Bize bilim neden gereklidir? En basitiyle, kendimizi geliştirmemiz için objektif olmayı bilmemiz ve daha çok üretebilmemiz için gereklidir. Aynanın karşısına geçelim ve morfolojimize tekrar bakalım, neyiz, giderek neye benzemeye dönüşüyoruz?

Önemli olan konular, yaşama dönük “gerçek” konulardır. İşin esası gerçekler üzerine “doğru” yapabilmektir. Gerçek olmayanın doğrusu nasıl olur ki?

Peki, doğru yapmayı nasıl becereceğiz; eğer ölçemiyor, araştıramıyor, üretemiyor, geliştiremiyor, tanımlayamıyor, tarif edemiyor veya yeni bir kavram oluşturamıyor isek?
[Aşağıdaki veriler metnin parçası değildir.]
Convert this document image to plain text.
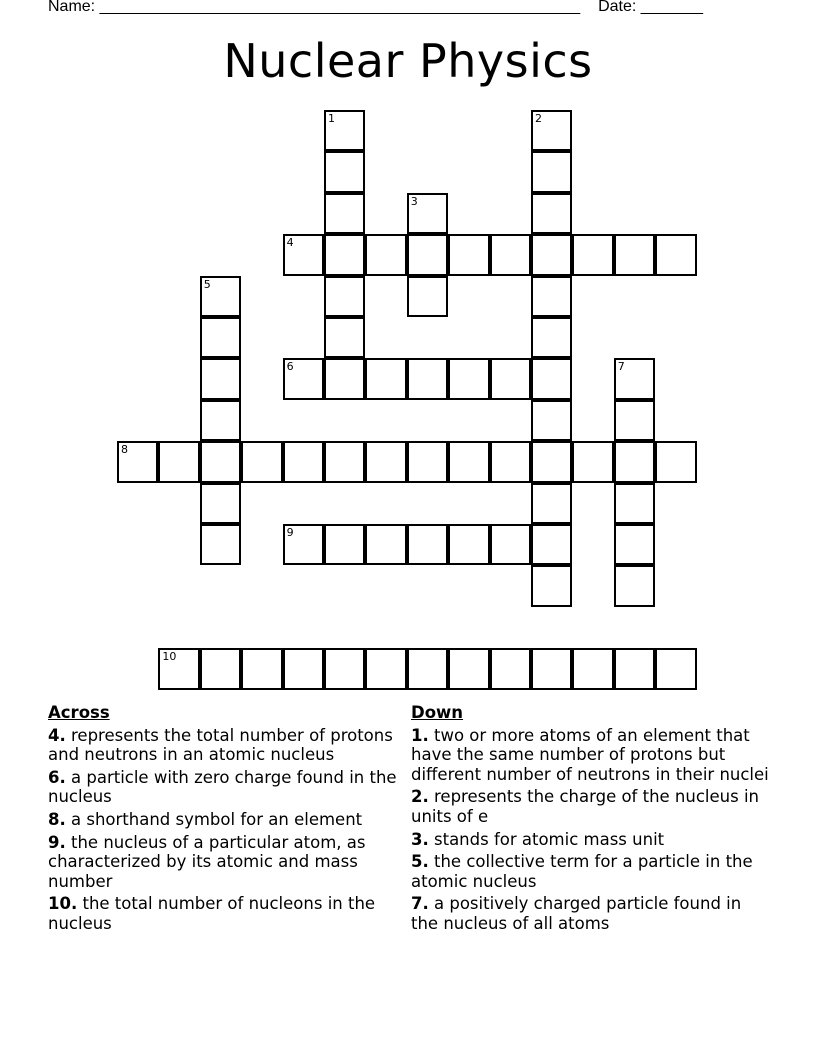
Name: ______________________________________________________ Date: _______
Nuclear Physics
1	2
3
4
5
6	7
8
9
10
Across
4. represents the total number of protons and neutrons in an atomic nucleus
6. a particle with zero charge found in the nucleus
8. a shorthand symbol for an element
9. the nucleus of a particular atom, as characterized by its atomic and mass number
10. the total number of nucleons in the nucleus
Down
1. two or more atoms of an element that have the same number of protons but different number of neutrons in their nuclei
2. represents the charge of the nucleus in units of e
3. stands for atomic mass unit
5. the collective term for a particle in the atomic nucleus
7. a positively charged particle found in the nucleus of all atoms
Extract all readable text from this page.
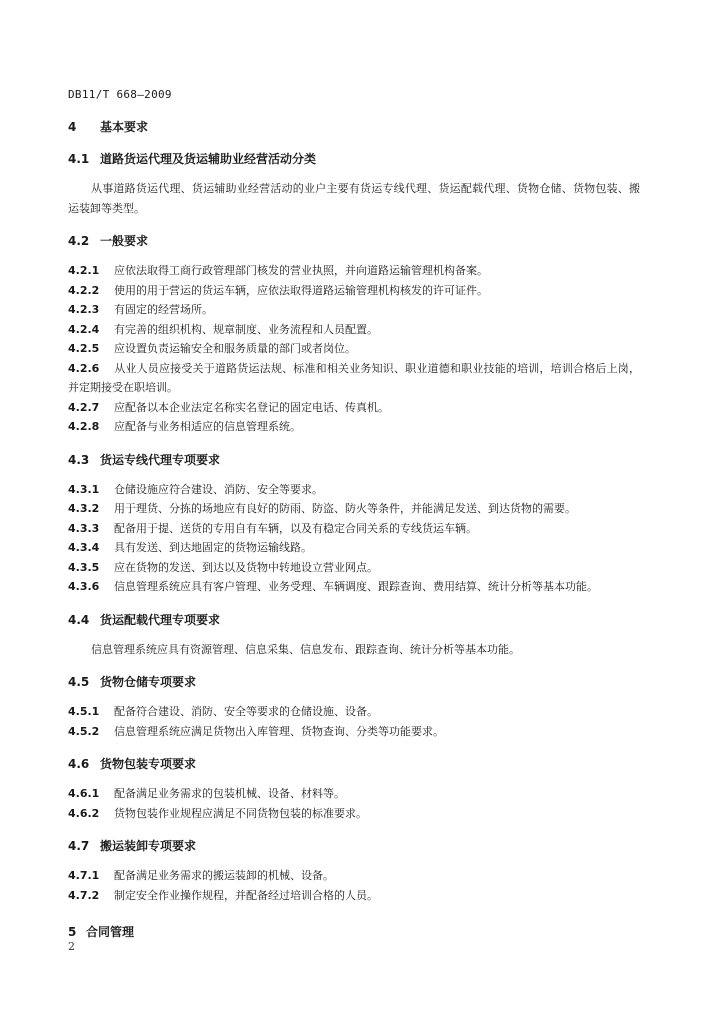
DB11/T 668—2009
4 基本要求
4.1 道路货运代理及货运辅助业经营活动分类
从事道路货运代理、货运辅助业经营活动的业户主要有货运专线代理、货运配载代理、货物仓储、货物包装、搬运装卸等类型。
4.2 一般要求
4.2.1 应依法取得工商行政管理部门核发的营业执照，并向道路运输管理机构备案。
4.2.2 使用的用于营运的货运车辆，应依法取得道路运输管理机构核发的许可证件。
4.2.3 有固定的经营场所。
4.2.4 有完善的组织机构、规章制度、业务流程和人员配置。
4.2.5 应设置负责运输安全和服务质量的部门或者岗位。
4.2.6 从业人员应接受关于道路货运法规、标准和相关业务知识、职业道德和职业技能的培训，培训合格后上岗，并定期接受在职培训。
4.2.7 应配备以本企业法定名称实名登记的固定电话、传真机。
4.2.8 应配备与业务相适应的信息管理系统。
4.3 货运专线代理专项要求
4.3.1 仓储设施应符合建设、消防、安全等要求。
4.3.2 用于理货、分拣的场地应有良好的防雨、防盗、防火等条件，并能满足发送、到达货物的需要。
4.3.3 配备用于提、送货的专用自有车辆，以及有稳定合同关系的专线货运车辆。
4.3.4 具有发送、到达地固定的货物运输线路。
4.3.5 应在货物的发送、到达以及货物中转地设立营业网点。
4.3.6 信息管理系统应具有客户管理、业务受理、车辆调度、跟踪查询、费用结算、统计分析等基本功能。
4.4 货运配载代理专项要求
信息管理系统应具有资源管理、信息采集、信息发布、跟踪查询、统计分析等基本功能。
4.5 货物仓储专项要求
4.5.1 配备符合建设、消防、安全等要求的仓储设施、设备。
4.5.2 信息管理系统应满足货物出入库管理、货物查询、分类等功能要求。
4.6 货物包装专项要求
4.6.1 配备满足业务需求的包装机械、设备、材料等。
4.6.2 货物包装作业规程应满足不同货物包装的标准要求。
4.7 搬运装卸专项要求
4.7.1 配备满足业务需求的搬运装卸的机械、设备。
4.7.2 制定安全作业操作规程，并配备经过培训合格的人员。
5 合同管理
2
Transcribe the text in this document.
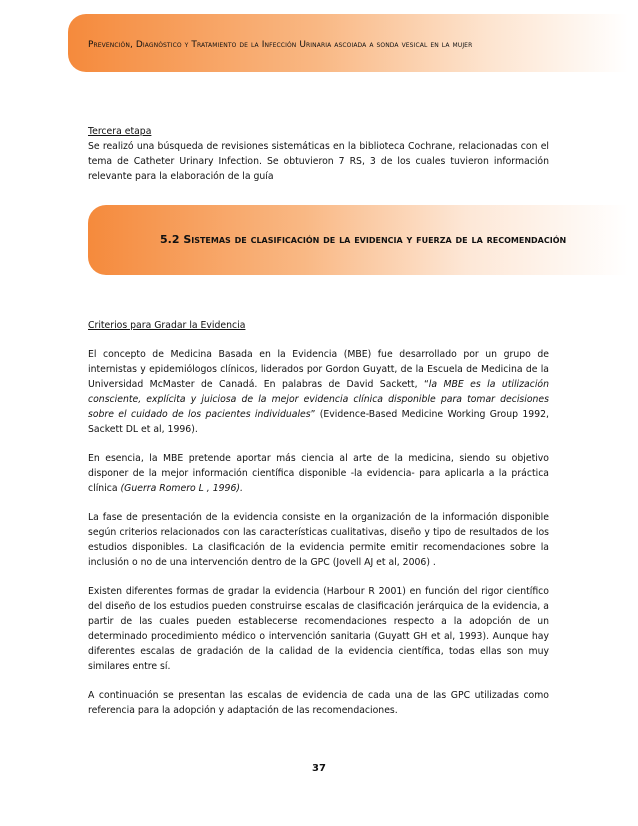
Prevención, Diagnóstico y Tratamiento de la Infección Urinaria ascoiada a sonda vesical en la mujer
Tercera etapa
Se realizó una búsqueda de revisiones sistemáticas en la biblioteca Cochrane, relacionadas con el tema de Catheter Urinary Infection. Se obtuvieron 7 RS, 3 de los cuales tuvieron información relevante para la elaboración de la guía
5.2 Sistemas de clasificación de la evidencia y fuerza de la recomendación
Criterios para Gradar la Evidencia
El concepto de Medicina Basada en la Evidencia (MBE) fue desarrollado por un grupo de internistas y epidemiólogos clínicos, liderados por Gordon Guyatt, de la Escuela de Medicina de la Universidad McMaster de Canadá. En palabras de David Sackett, “la MBE es la utilización consciente, explícita y juiciosa de la mejor evidencia clínica disponible para tomar decisiones sobre el cuidado de los pacientes individuales” (Evidence-Based Medicine Working Group 1992, Sackett DL et al, 1996).
En esencia, la MBE pretende aportar más ciencia al arte de la medicina, siendo su objetivo disponer de la mejor información científica disponible -la evidencia- para aplicarla a la práctica clínica (Guerra Romero L , 1996).
La fase de presentación de la evidencia consiste en la organización de la información disponible según criterios relacionados con las características cualitativas, diseño y tipo de resultados de los estudios disponibles. La clasificación de la evidencia permite emitir recomendaciones sobre la inclusión o no de una intervención dentro de la GPC (Jovell AJ et al, 2006) .
Existen diferentes formas de gradar la evidencia (Harbour R 2001) en función del rigor científico del diseño de los estudios pueden construirse escalas de clasificación jerárquica de la evidencia, a partir de las cuales pueden establecerse recomendaciones respecto a la adopción de un determinado procedimiento médico o intervención sanitaria (Guyatt GH et al, 1993). Aunque hay diferentes escalas de gradación de la calidad de la evidencia científica, todas ellas son muy similares entre sí.
A continuación se presentan las escalas de evidencia de cada una de las GPC utilizadas como referencia para la adopción y adaptación de las recomendaciones.
37
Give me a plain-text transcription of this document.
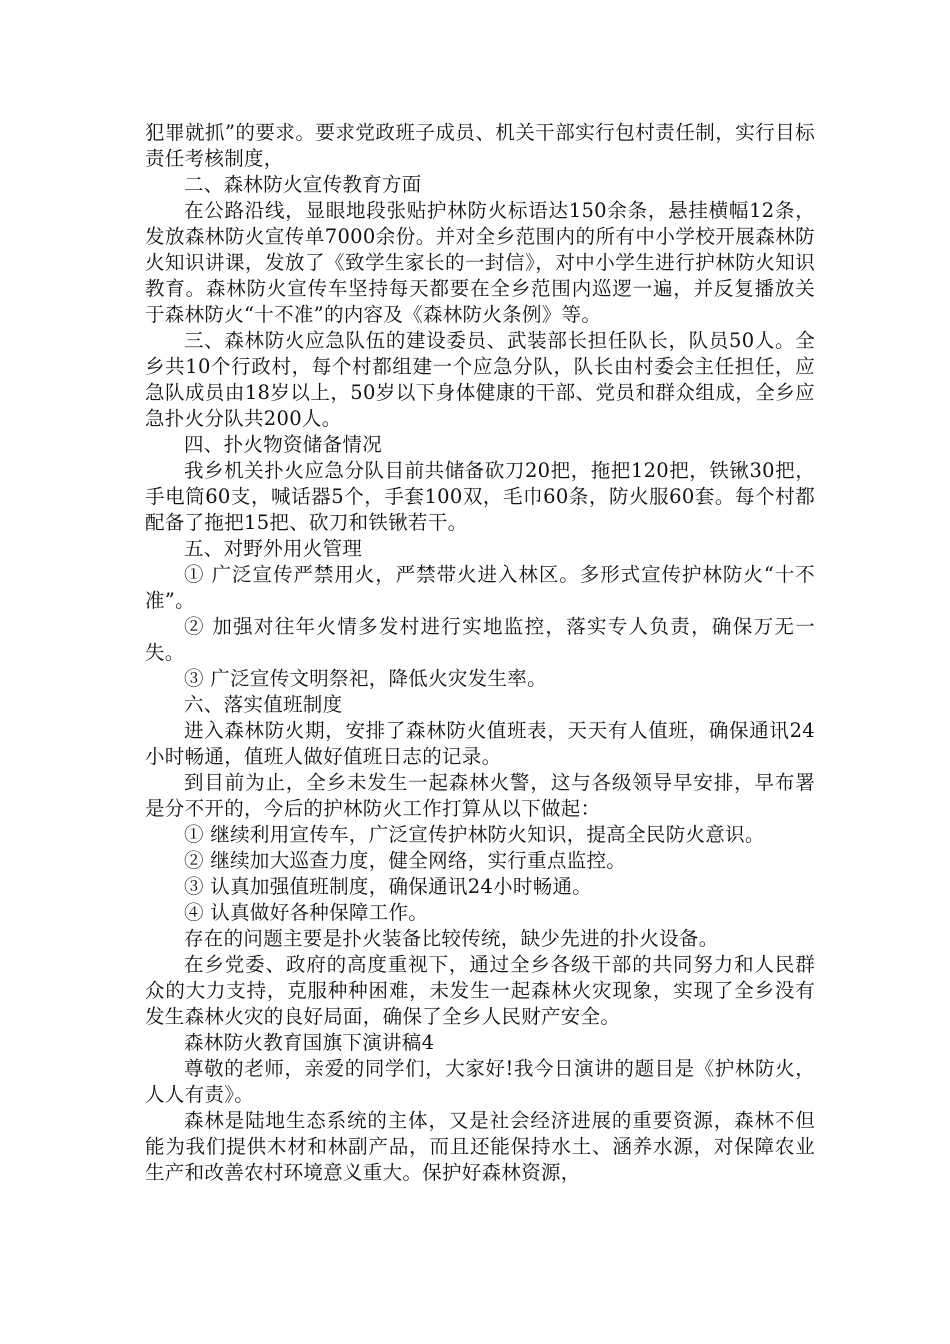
犯罪就抓”的要求。要求党政班子成员、机关干部实行包村责任制，实行目标责任考核制度，

二、森林防火宣传教育方面

在公路沿线，显眼地段张贴护林防火标语达150余条，悬挂横幅12条，发放森林防火宣传单7000余份。并对全乡范围内的所有中小学校开展森林防火知识讲课，发放了《致学生家长的一封信》，对中小学生进行护林防火知识教育。森林防火宣传车坚持每天都要在全乡范围内巡逻一遍，并反复播放关于森林防火“十不准”的内容及《森林防火条例》等。

三、森林防火应急队伍的建设委员、武装部长担任队长，队员50人。全乡共10个行政村，每个村都组建一个应急分队，队长由村委会主任担任，应急队成员由18岁以上，50岁以下身体健康的干部、党员和群众组成，全乡应急扑火分队共200人。

四、扑火物资储备情况

我乡机关扑火应急分队目前共储备砍刀20把，拖把120把，铁锹30把，手电筒60支，喊话器5个，手套100双，毛巾60条，防火服60套。每个村都配备了拖把15把、砍刀和铁锹若干。

五、对野外用火管理

① 广泛宣传严禁用火，严禁带火进入林区。多形式宣传护林防火“十不准”。

② 加强对往年火情多发村进行实地监控，落实专人负责，确保万无一失。

③ 广泛宣传文明祭祀，降低火灾发生率。

六、落实值班制度

进入森林防火期，安排了森林防火值班表，天天有人值班，确保通讯24小时畅通，值班人做好值班日志的记录。

到目前为止，全乡未发生一起森林火警，这与各级领导早安排，早布署是分不开的，今后的护林防火工作打算从以下做起：

① 继续利用宣传车，广泛宣传护林防火知识，提高全民防火意识。

② 继续加大巡查力度，健全网络，实行重点监控。

③ 认真加强值班制度，确保通讯24小时畅通。

④ 认真做好各种保障工作。

存在的问题主要是扑火装备比较传统，缺少先进的扑火设备。

在乡党委、政府的高度重视下，通过全乡各级干部的共同努力和人民群众的大力支持，克服种种困难，未发生一起森林火灾现象，实现了全乡没有发生森林火灾的良好局面，确保了全乡人民财产安全。

森林防火教育国旗下演讲稿4

尊敬的老师，亲爱的同学们，大家好!我今日演讲的题目是《护林防火，人人有责》。

森林是陆地生态系统的主体，又是社会经济进展的重要资源，森林不但能为我们提供木材和林副产品，而且还能保持水土、涵养水源，对保障农业生产和改善农村环境意义重大。保护好森林资源，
Gerçek olanlardan uzaklaşanlar amorf yapıları kanıksarlar.

Ressam Renata Machyckova tarafından yapılmış tablolara bakın. Gayet anlamlıdır. Sanki dışı var içi boş, benziyor ama ayrı, dışarıyla uyumsuz ve diğeriyle iç içe geçmiş tarafları olan insanları anlatıyor; gerçek görünmesi gereken arka planda, önde görülen ise kimliksiz gibi…

Aklımızdan neleri planlıyoruz; bilimsel çalışmalar yapmadan, gözlemlemeden, düşünüp geliştirmeden, etrafta olup biteni yeterince anlamadan, sadece (güya) “cin fikirli” bir akıl yordamıyla olacak iş mi bütün bunlar? Hal böyle olur ise kontrol edenler başkaları olmaz mı? Gerçekte morfolojik yapıları kimler meydana getiriyor ki? Devletleri, siyasetleri, teknolojik ürünleri, günlük kullanılan çoğu gereci ve hatta kullandığımız sözcükleri… İçi boş bir elbiseyi kimler dolduruyor dersiniz? Örneğin şu IŞİD (ISIS) denen konuya bir bakın!

Son olarak şunu söylemeliyim, morfolojide çalışması olmayanın amorf yapıları anlaması da güçtür. Kendisi giderek amorf yapıya kayanın, düzgün olan bir olguya bakışı normal midir sizce? Sanırım bazı sıkıntıların özünde de işte bu bakış açısı var.